On Mon, May 18, 2020 at 09:35:46AM -0400, Brian Foster wrote:
> On Sat, May 16, 2020 at 10:48:02AM -0700, Darrick J. Wong wrote:
> > On Sat, May 09, 2020 at 07:13:44AM -0400, Brian Foster wrote:
> > > On Sat, May 09, 2020 at 10:17:15AM +0200, Christoph Hellwig wrote:
> > > > On Fri, May 08, 2020 at 11:05:43AM -0400, Brian Foster wrote:
> > > > > On Fri, May 08, 2020 at 08:34:19AM +0200, Christoph Hellwig wrote:
> > > > > > xfs_ifork_ops add up to two indirect calls per inode read and flush,
> > > > > > despite just having a single instance in the kernel.  In xfsprogs
> > > > > > phase6 in xfs_repair overrides the verify_dir method to deal with inodes
> > > > > > that do not have a valid parent, but that can be fixed pretty easily
> > > > > > by ensuring they always have a valid looking parent.
> > > > > > 
> > > > > > Signed-off-by: Christoph Hellwig <hch@xxxxxx>
> > > > > > ---
> > > > > 
> > > > > Code looks fine, but I assume we'll want a repair fix completed and
> > > > > merged before wiping this out:
> > > > 
> > > > With the xfsprogs merge delays I'm not sure merged will work, but I'll
> > > > happily take your patch and get it in shape for submission.
> > > > 
> > > 
> > > The critical bit is that repair is fixed before this lands in xfsprogs,
> > > otherwise we just reintroduce the regression the callback mechanism was
> > > designed to fix.

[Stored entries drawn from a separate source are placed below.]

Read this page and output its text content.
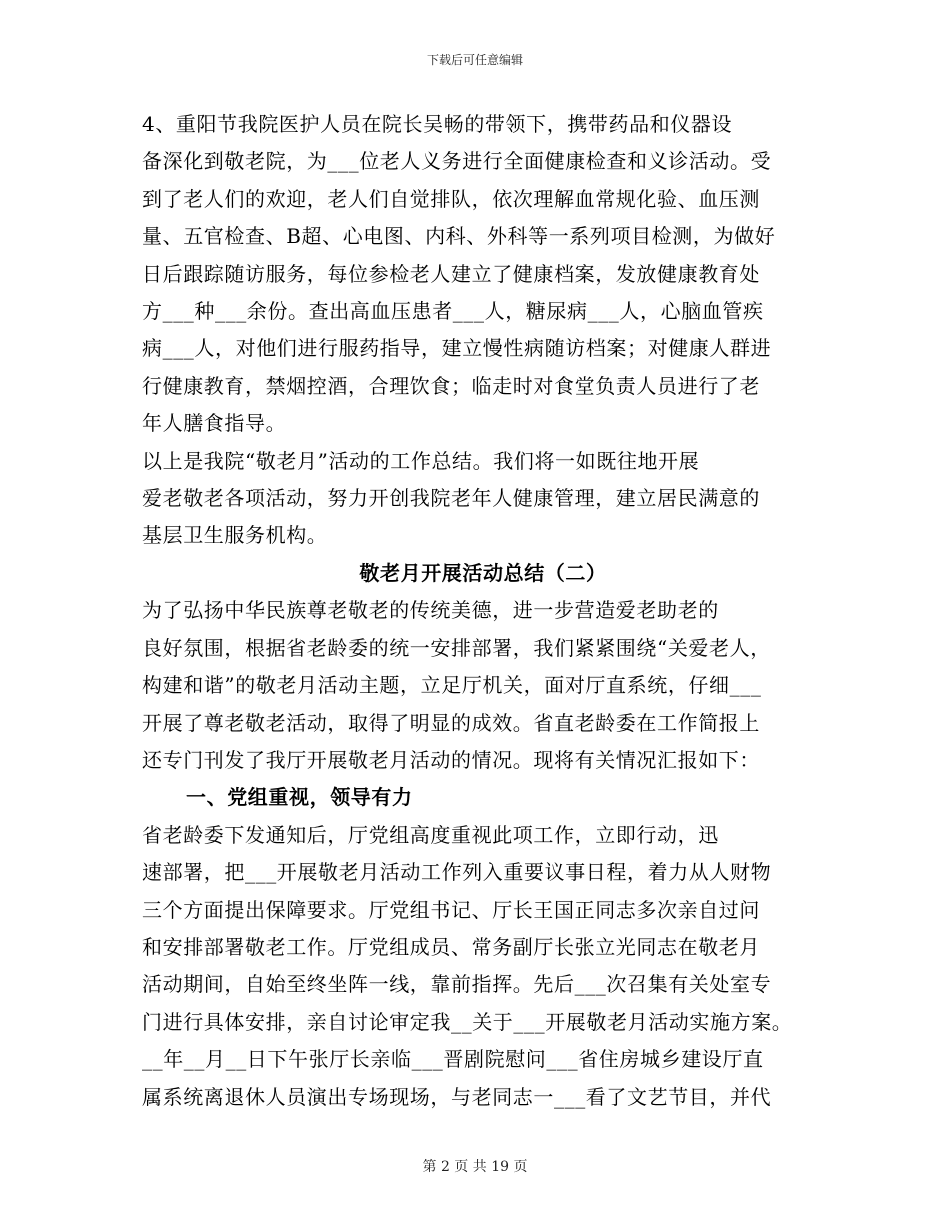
下载后可任意编辑
4、重阳节我院医护人员在院长吴畅的带领下，携带药品和仪器设
备深化到敬老院，为___位老人义务进行全面健康检查和义诊活动。受
到了老人们的欢迎，老人们自觉排队，依次理解血常规化验、血压测
量、五官检查、B超、心电图、内科、外科等一系列项目检测，为做好
日后跟踪随访服务，每位参检老人建立了健康档案，发放健康教育处
方___种___余份。查出高血压患者___人，糖尿病___人，心脑血管疾
病___人，对他们进行服药指导，建立慢性病随访档案；对健康人群进
行健康教育，禁烟控酒，合理饮食；临走时对食堂负责人员进行了老
年人膳食指导。
以上是我院“敬老月”活动的工作总结。我们将一如既往地开展
爱老敬老各项活动，努力开创我院老年人健康管理，建立居民满意的
基层卫生服务机构。
敬老月开展活动总结（二）
为了弘扬中华民族尊老敬老的传统美德，进一步营造爱老助老的
良好氛围，根据省老龄委的统一安排部署，我们紧紧围绕“关爱老人，
构建和谐”的敬老月活动主题，立足厅机关，面对厅直系统，仔细___
开展了尊老敬老活动，取得了明显的成效。省直老龄委在工作简报上
还专门刊发了我厅开展敬老月活动的情况。现将有关情况汇报如下：
一、党组重视，领导有力
省老龄委下发通知后，厅党组高度重视此项工作，立即行动，迅
速部署，把___开展敬老月活动工作列入重要议事日程，着力从人财物
三个方面提出保障要求。厅党组书记、厅长王国正同志多次亲自过问
和安排部署敬老工作。厅党组成员、常务副厅长张立光同志在敬老月
活动期间，自始至终坐阵一线，靠前指挥。先后___次召集有关处室专
门进行具体安排，亲自讨论审定我__关于___开展敬老月活动实施方案。
__年__月__日下午张厅长亲临___晋剧院慰问___省住房城乡建设厅直
属系统离退休人员演出专场现场，与老同志一___看了文艺节目，并代
第 2 页 共 19 页
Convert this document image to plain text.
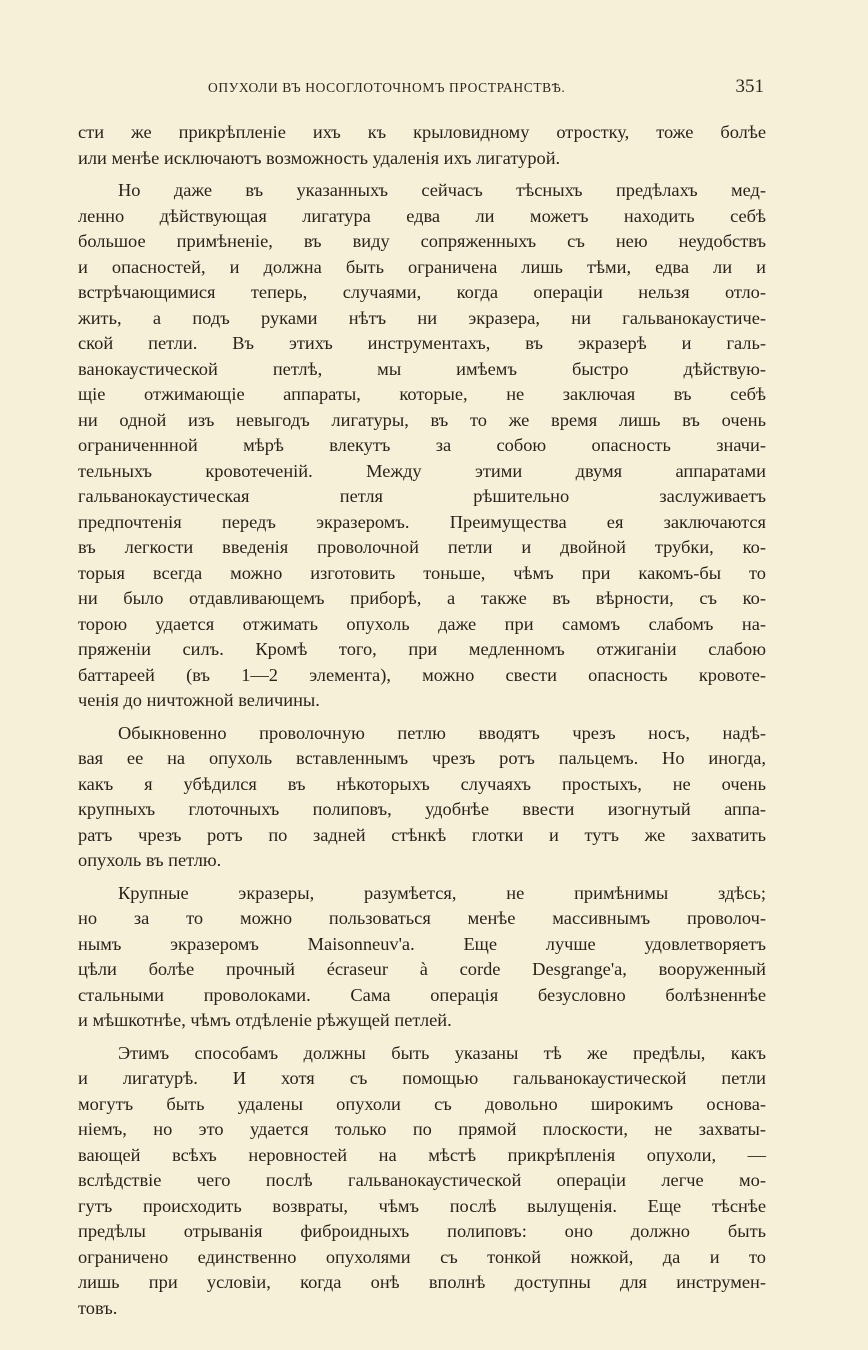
ОПУХОЛИ ВЪ НОСОГЛОТОЧНОМЪ ПРОСТРАНСТВѢ.	351
сти же прикрѣпленіе ихъ къ крыловидному отростку, тоже болѣе
или менѣе исключаютъ возможность удаленія ихъ лигатурой.
Но даже въ указанныхъ сейчасъ тѣсныхъ предѣлахъ мед-
ленно дѣйствующая лигатура едва ли можетъ находить себѣ
большое примѣненіе, въ виду сопряженныхъ съ нею неудобствъ
и опасностей, и должна быть ограничена лишь тѣми, едва ли и
встрѣчающимися теперь, случаями, когда операціи нельзя отло-
жить, а подъ руками нѣтъ ни экразера, ни гальванокаустиче-
ской петли. Въ этихъ инструментахъ, въ экразерѣ и галь-
ванокаустической петлѣ, мы имѣемъ быстро дѣйствую-
щіе отжимающіе аппараты, которые, не заключая въ себѣ
ни одной изъ невыгодъ лигатуры, въ то же время лишь въ очень
ограниченнной мѣрѣ влекутъ за собою опасность значи-
тельныхъ кровотеченій. Между этими двумя аппаратами
гальванокаустическая петля рѣшительно заслуживаетъ
предпочтенія передъ экразеромъ. Преимущества ея заключаются
въ легкости введенія проволочной петли и двойной трубки, ко-
торыя всегда можно изготовить тоньше, чѣмъ при какомъ-бы то
ни было отдавливающемъ приборѣ, а также въ вѣрности, съ ко-
торою удается отжимать опухоль даже при самомъ слабомъ на-
пряженіи силъ. Кромѣ того, при медленномъ отжиганіи слабою
баттареей (въ 1—2 элемента), можно свести опасность кровоте-
ченія до ничтожной величины.
Обыкновенно проволочную петлю вводятъ чрезъ носъ, надѣ-
вая ее на опухоль вставленнымъ чрезъ ротъ пальцемъ. Но иногда,
какъ я убѣдился въ нѣкоторыхъ случаяхъ простыхъ, не очень
крупныхъ глоточныхъ полиповъ, удобнѣе ввести изогнутый аппа-
ратъ чрезъ ротъ по задней стѣнкѣ глотки и тутъ же захватить
опухоль въ петлю.
Крупные экразеры, разумѣется, не примѣнимы здѣсь;
но за то можно пользоваться менѣе массивнымъ проволоч-
нымъ экразеромъ Maisonneuv'а. Еще лучше удовлетворяетъ
цѣли болѣе прочный écraseur à corde Desgrange'а, вооруженный
стальными проволоками. Сама операція безусловно болѣзненнѣе
и мѣшкотнѣе, чѣмъ отдѣленіе рѣжущей петлей.
Этимъ способамъ должны быть указаны тѣ же предѣлы, какъ
и лигатурѣ. И хотя съ помощью гальванокаустической петли
могутъ быть удалены опухоли съ довольно широкимъ основа-
ніемъ, но это удается только по прямой плоскости, не захваты-
вающей всѣхъ неровностей на мѣстѣ прикрѣпленія опухоли, —
вслѣдствіе чего послѣ гальванокаустической операціи легче мо-
гутъ происходить возвраты, чѣмъ послѣ вылущенія. Еще тѣснѣе
предѣлы отрыванія фиброидныхъ полиповъ: оно должно быть
ограничено единственно опухолями съ тонкой ножкой, да и то
лишь при условіи, когда онѣ вполнѣ доступны для инструмен-
товъ.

The repair change is not huge, but it's not necessarily
> > > trivial so it's probably worth making sure the repair change is at least
> > > reviewed before putting this into the kernel pipeline.
> > > 
> > > BTW, I played with this a bit more yesterday and made some tweaks that I
> > > think make it a little cleaner. Namely instead of processing the parent
> > > bits in phases 3 and 4 and setting the parent in the internal structures
> > > in phase 4, to do everything in phase 3 and skip the repeat checks in
> > > phase 4. This has the side effect of eliminating some duplicate error
> > > messages where repair complains about the original bogus value in phase
> > > 3, sets it to zero, and then complains about the zero value again in
> > > phase 4. This still needs some auditing to assess whether we're losing
> > > any extra verification by setting the parent in phase 3, however. It
> > > also might be worth looking at giving the other dir formats the same
> > > treatment. Squashed diff of my local tree below...
> > > 
> > > Brian
> > > 
> > > diff --git a/repair/dino_chunks.c b/repair/dino_chunks.c
> > > index 6685a4d2..96ed6a5b 100644
> > > --- a/repair/dino_chunks.c
> > > +++ b/repair/dino_chunks.c
> > > @@ -859,14 +859,7 @@ next_readbuf:
> > >  		 */
> > >  		if (isa_dir)  {
> > >  			set_inode_isadir(ino_rec, irec_offset);
> > > -			/*
> > > -			 * we always set the parent but
> > > -			 * we may as well wait until
> > > -			 * phase 4 (no inode discovery)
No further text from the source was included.